In a late-night phone call, the US secretary of state, John Kerry, told the Russian foreign minister, Sergei Lavrov, of his “deep concern over the lack of positive Russian steps to de-escalate” the crisis in eastern Ukraine, a state department official said.
Kerry also called on Russia to “tone down escalatory rhetoric”.
But Russia says Kiev’s new leaders – whom it regards as illegitimate – are to blame for the collapse of the peace accord brokered in Geneva, which many hoped would avert Ukraine’s slide into civil war.

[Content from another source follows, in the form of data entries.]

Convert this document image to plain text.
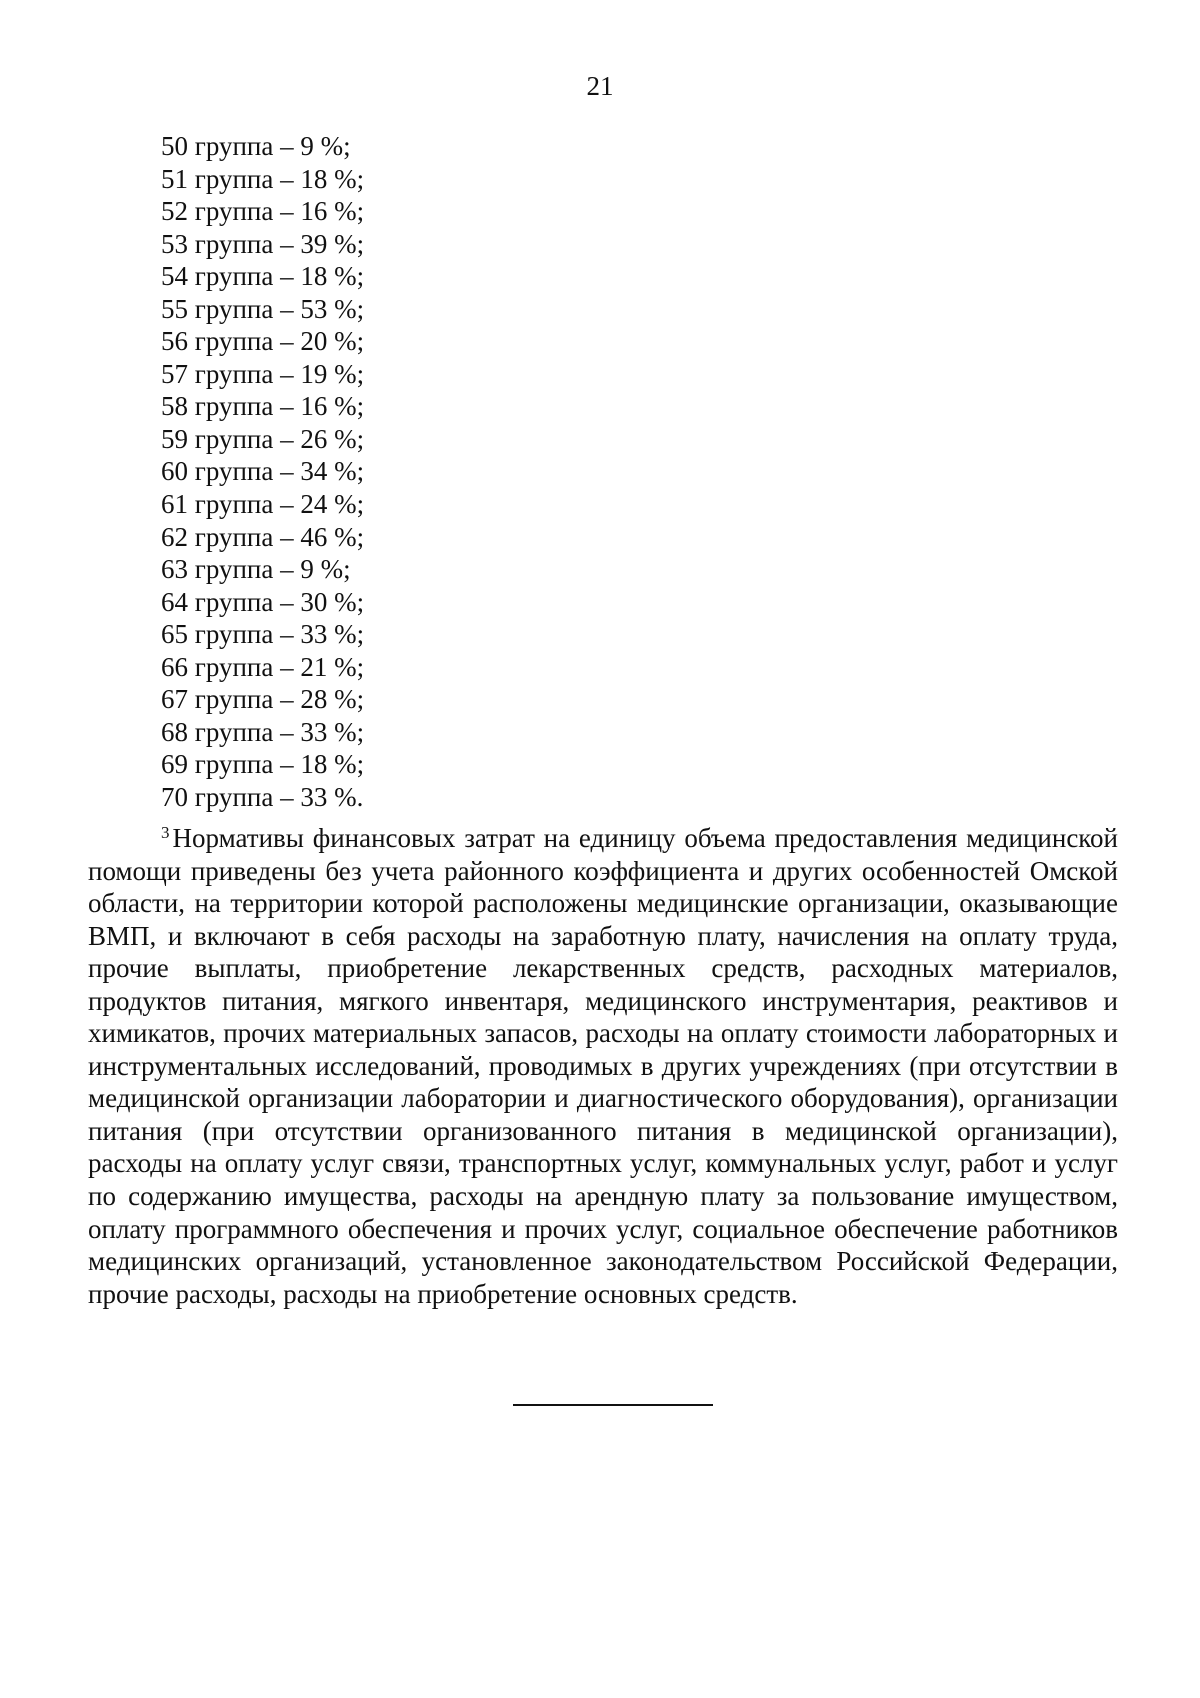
21
50 группа – 9 %;
51 группа – 18 %;
52 группа – 16 %;
53 группа – 39 %;
54 группа – 18 %;
55 группа – 53 %;
56 группа – 20 %;
57 группа – 19 %;
58 группа – 16 %;
59 группа – 26 %;
60 группа – 34 %;
61 группа – 24 %;
62 группа – 46 %;
63 группа – 9 %;
64 группа – 30 %;
65 группа – 33 %;
66 группа – 21 %;
67 группа – 28 %;
68 группа – 33 %;
69 группа – 18 %;
70 группа – 33 %.

$^3$ Нормативы финансовых затрат на единицу объема предоставления медицинской помощи приведены без учета районного коэффициента и других особенностей Омской области, на территории которой расположены медицинские организации, оказывающие ВМП, и включают в себя расходы на заработную плату, начисления на оплату труда, прочие выплаты, приобретение лекарственных средств, расходных материалов, продуктов питания, мягкого инвентаря, медицинского инструментария, реактивов и химикатов, прочих материальных запасов, расходы на оплату стоимости лабораторных и инструментальных исследований, проводимых в других учреждениях (при отсутствии в медицинской организации лаборатории и диагностического оборудования), организации питания (при отсутствии организованного питания в медицинской организации), расходы на оплату услуг связи, транспортных услуг, коммунальных услуг, работ и услуг по содержанию имущества, расходы на арендную плату за пользование имуществом, оплату программного обеспечения и прочих услуг, социальное обеспечение работников медицинских организаций, установленное законодательством Российской Федерации, прочие расходы, расходы на приобретение основных средств.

Moscow maintains the accord was ruptured by ultranationalists – who were involved in months of protests that led to the ousting in February of Ukraine’s pro-Kremlin president, Viktor Yanukovych – who killed rebels in an attack on Sunday near the eastern town of Slavyansk.
On Wednesday morning, Russia’s defence ministry announced on state news wire Interfax that the navy had launched snap military exercises involving its fleet in the Caspian Sea.
The drill will last seven days and involve around 10 naval vessels and 400 sailors. The Caspian Sea is bordered by Iran, Russia, Kazakhstan, Turkmenistan and Azerbaijan – a region that is crisscrossed by oil and natural gas pipelines.
Ukraine relaunched military operations against pro-Kremlin separatists late on Tuesday, hours after Biden ended his visit to Kiev in which he warned Russia over its actions in the former Soviet republic.
Ukraine’s acting president, Oleksandr Turchynov, said he was ordering the military to restart operations against the rebels after the discovery of two “brutally tortured” bodies in Slavyansk.
One of them, he said, was that of a recently kidnapped local councillor from a nearby town who belonged to his party.